Women with backgrounds from Iran, Lebanon, Iraq and Pakistan are among those who seek the most abortions, the Danish National Board of Health has indicated. Only women from the former Yugoslavia, many of whom come from areas with predominantly Muslim populations place higher in these statistics, Danish Radio reported.
Although abortion rates among immigrants have tended to decline over the years, second-generation immigrants tend to have twice as many abortions as ethnic Danish women in relative terms. Danish women, however, top the abortion statistics numerically.
According to Kassem Rachid, imam and the president of the Arab Assembly in the city of Aabenraa, was taken aback by the statistics, assuming that the high incidence of abortions among Muslim women may be due to the fact that some of them already have small children and do not want more at the moment. Another explanation may be problems in marriage.
"A third thing is that some Muslim women are not too devout and therefore don't believe that abortion is illegal. Righteous Muslims are not allowed to have abortions," Kassem Rachid stressed to the Kristeligt Dagblad daily, while pointing out that contraception is accepted.

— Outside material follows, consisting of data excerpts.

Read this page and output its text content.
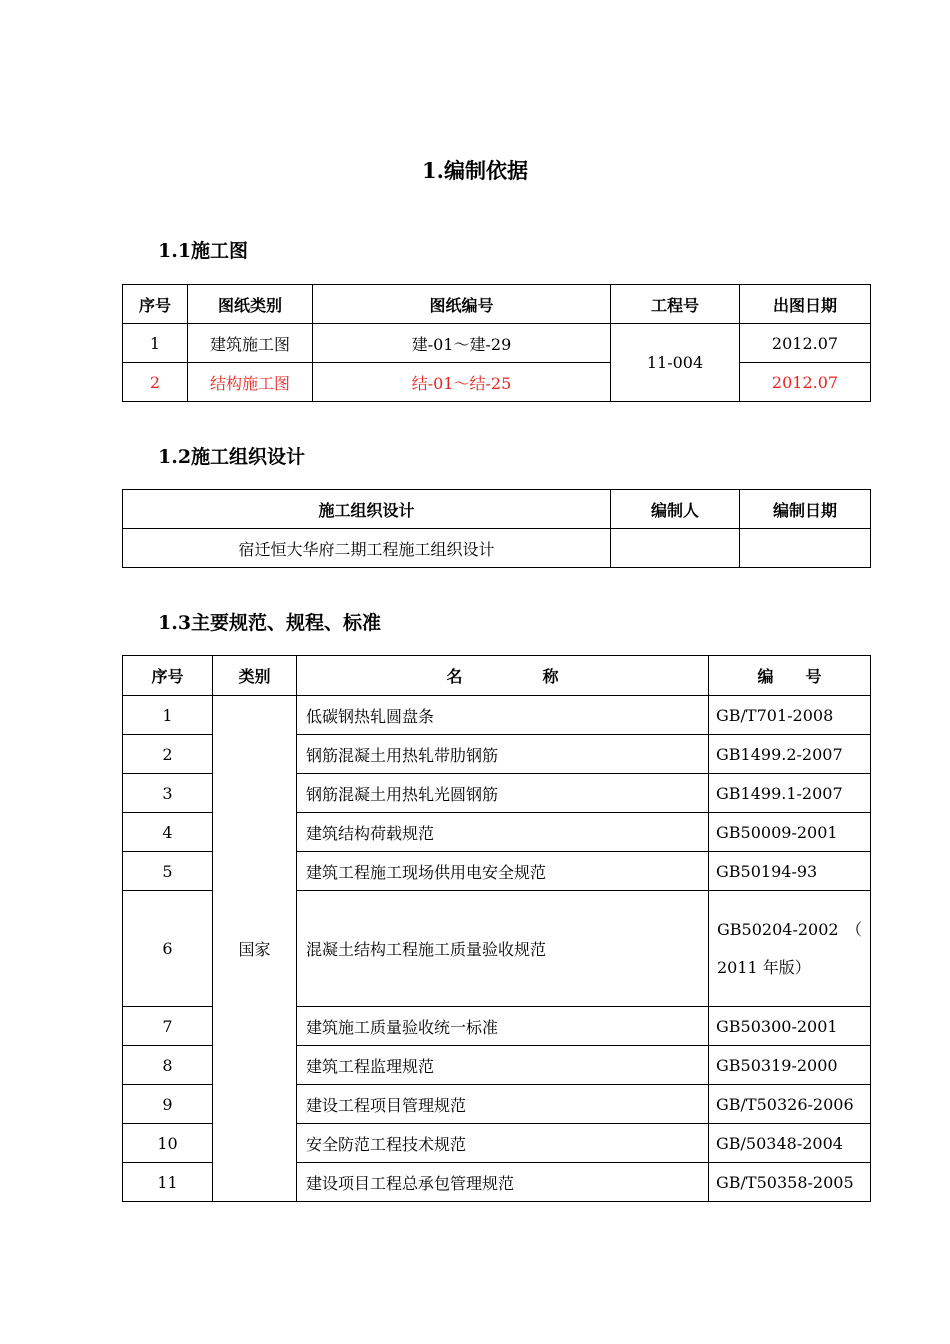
1.编制依据
1.1施工图
序号	图纸类别	图纸编号	工程号	出图日期
1	建筑施工图	建-01～建-29	11-004	2012.07
2	结构施工图	结-01～结-25		2012.07
1.2施工组织设计
施工组织设计	编制人	编制日期
宿迁恒大华府二期工程施工组织设计		
1.3主要规范、规程、标准
序号	类别	名　　　　　称	编　　号
1	国家	低碳钢热轧圆盘条	GB/T701-2008
2		钢筋混凝土用热轧带肋钢筋	GB1499.2-2007
3		钢筋混凝土用热轧光圆钢筋	GB1499.1-2007
4		建筑结构荷载规范	GB50009-2001
5		建筑工程施工现场供用电安全规范	GB50194-93
6		混凝土结构工程施工质量验收规范	GB50204-2002 （ 2011 年版）
7		建筑施工质量验收统一标准	GB50300-2001
8		建筑工程监理规范	GB50319-2000
9		建设工程项目管理规范	GB/T50326-2006
10		安全防范工程技术规范	GB/50348-2004
11		建设项目工程总承包管理规范	GB/T50358-2005
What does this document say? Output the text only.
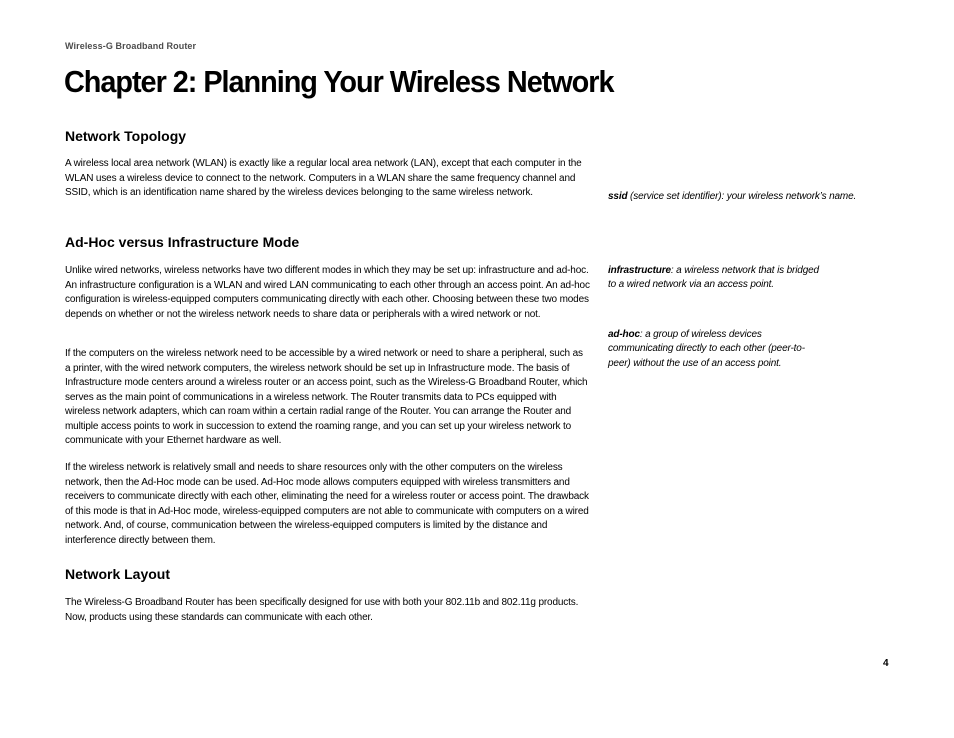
Wireless-G Broadband Router
Chapter 2: Planning Your Wireless Network
Network Topology

A wireless local area network (WLAN) is exactly like a regular local area network (LAN), except that each computer in the WLAN uses a wireless device to connect to the network. Computers in a WLAN share the same frequency channel and SSID, which is an identification name shared by the wireless devices belonging to the same wireless network.

Ad-Hoc versus Infrastructure Mode

Unlike wired networks, wireless networks have two different modes in which they may be set up: infrastructure and ad-hoc. An infrastructure configuration is a WLAN and wired LAN communicating to each other through an access point. An ad-hoc configuration is wireless-equipped computers communicating directly with each other. Choosing between these two modes depends on whether or not the wireless network needs to share data or peripherals with a wired network or not.

If the computers on the wireless network need to be accessible by a wired network or need to share a peripheral, such as a printer, with the wired network computers, the wireless network should be set up in Infrastructure mode. The basis of Infrastructure mode centers around a wireless router or an access point, such as the Wireless-G Broadband Router, which serves as the main point of communications in a wireless network. The Router transmits data to PCs equipped with wireless network adapters, which can roam within a certain radial range of the Router. You can arrange the Router and multiple access points to work in succession to extend the roaming range, and you can set up your wireless network to communicate with your Ethernet hardware as well.

If the wireless network is relatively small and needs to share resources only with the other computers on the wireless network, then the Ad-Hoc mode can be used. Ad-Hoc mode allows computers equipped with wireless transmitters and receivers to communicate directly with each other, eliminating the need for a wireless router or access point. The drawback of this mode is that in Ad-Hoc mode, wireless-equipped computers are not able to communicate with computers on a wired network. And, of course, communication between the wireless-equipped computers is limited by the distance and interference directly between them.

Network Layout

The Wireless-G Broadband Router has been specifically designed for use with both your 802.11b and 802.11g products. Now, products using these standards can communicate with each other.

ssid (service set identifier): your wireless network’s name.

infrastructure: a wireless network that is bridged
to a wired network via an access point.

ad-hoc: a group of wireless devices
communicating directly to each other (peer-to-
peer) without the use of an access point.

4
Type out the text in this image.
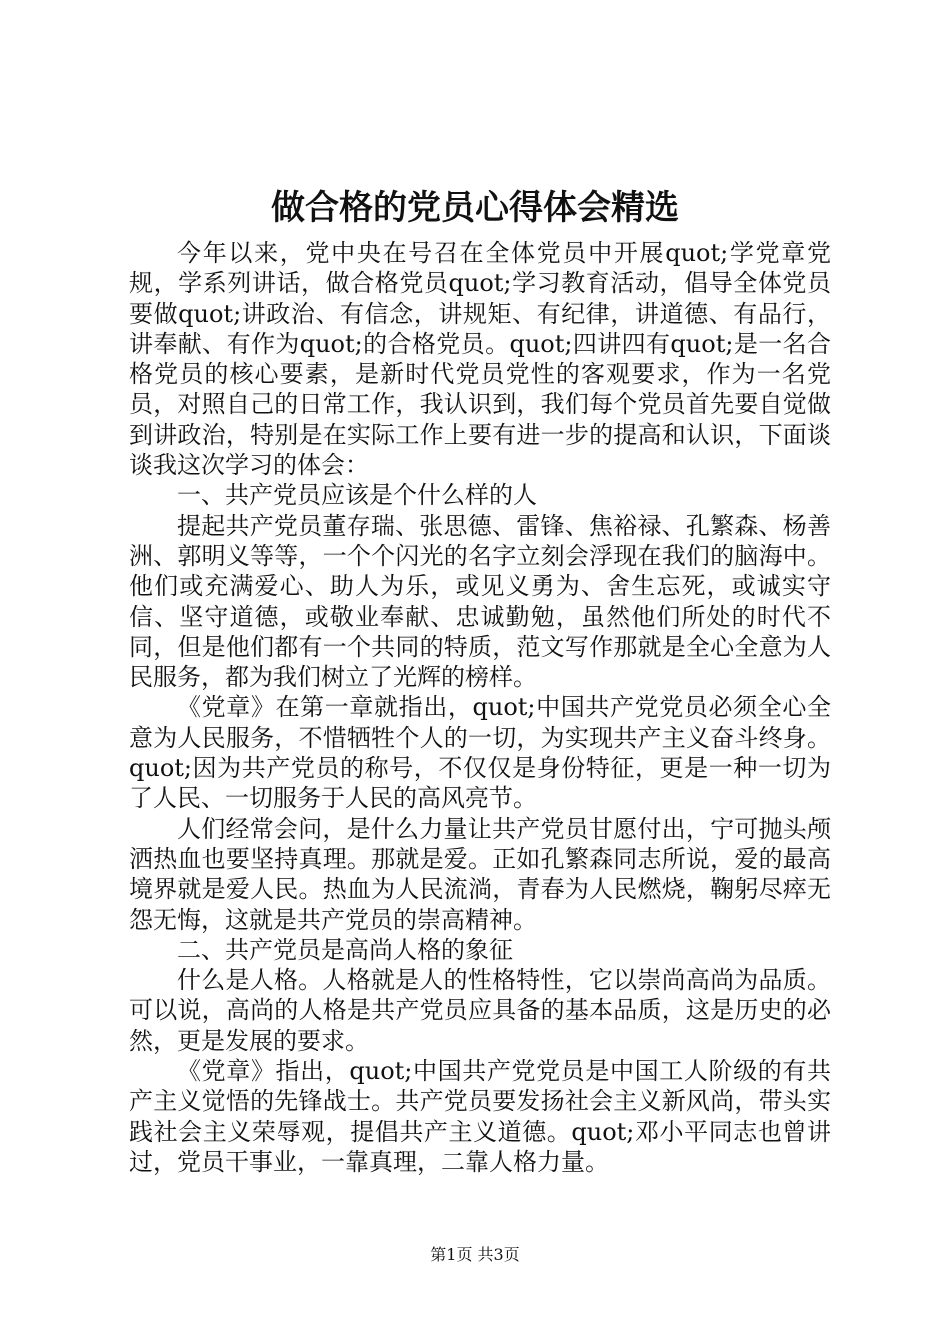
做合格的党员心得体会精选

今年以来，党中央在号召在全体党员中开展quot;学党章党规，学系列讲话，做合格党员quot;学习教育活动，倡导全体党员要做quot;讲政治、有信念，讲规矩、有纪律，讲道德、有品行，讲奉献、有作为quot;的合格党员。quot;四讲四有quot;是一名合格党员的核心要素，是新时代党员党性的客观要求，作为一名党员，对照自己的日常工作，我认识到，我们每个党员首先要自觉做到讲政治，特别是在实际工作上要有进一步的提高和认识，下面谈谈我这次学习的体会：

一、共产党员应该是个什么样的人

提起共产党员董存瑞、张思德、雷锋、焦裕禄、孔繁森、杨善洲、郭明义等等，一个个闪光的名字立刻会浮现在我们的脑海中。他们或充满爱心、助人为乐，或见义勇为、舍生忘死，或诚实守信、坚守道德，或敬业奉献、忠诚勤勉，虽然他们所处的时代不同，但是他们都有一个共同的特质，范文写作那就是全心全意为人民服务，都为我们树立了光辉的榜样。

《党章》在第一章就指出，quot;中国共产党党员必须全心全意为人民服务，不惜牺牲个人的一切，为实现共产主义奋斗终身。quot;因为共产党员的称号，不仅仅是身份特征，更是一种一切为了人民、一切服务于人民的高风亮节。

人们经常会问，是什么力量让共产党员甘愿付出，宁可抛头颅洒热血也要坚持真理。那就是爱。正如孔繁森同志所说，爱的最高境界就是爱人民。热血为人民流淌，青春为人民燃烧，鞠躬尽瘁无怨无悔，这就是共产党员的崇高精神。

二、共产党员是高尚人格的象征

什么是人格。人格就是人的性格特性，它以崇尚高尚为品质。可以说，高尚的人格是共产党员应具备的基本品质，这是历史的必然，更是发展的要求。

《党章》指出，quot;中国共产党党员是中国工人阶级的有共产主义觉悟的先锋战士。共产党员要发扬社会主义新风尚，带头实践社会主义荣辱观，提倡共产主义道德。quot;邓小平同志也曾讲过，党员干事业，一靠真理，二靠人格力量。

第1页 共3页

Sociologist Astrid Krabbe Trolle frtom the Institute for Multicultural and Regional Studies at Copenhagen University, also expressed her bewilderment. At the same time, she pointed out a paradigm shift over the past decade. In 2006, women from China, the Philippines and Vietnam were in the lead in the number of abortions. By 2015, however, abortion rates among Asian women had fallen, while women of Middle-Eastern background remain highly placed.
"Adverse social conditions and low education are typically associated with a high number of abortions," Astrid Krabbe Trolle told Kristeligt Dagblad.
She pointed out that immigrants from the Middle East tend to be worse off socially and financially and generally have a much higher unemployment rate than Asian groups.
In 2015, over 15,500 abortions were performed in the whole of Denmark, according to the Health Data Agency, down from about 17,600 in 1995.
A total of about five percent or about 280,000 of Denmark's entire population of 5.6 million are estimated to be Muslims. The most common countries of origin are Turkey, Pakistan, Morocco, Iran, Iraq, Somalia and the former Yugoslavia.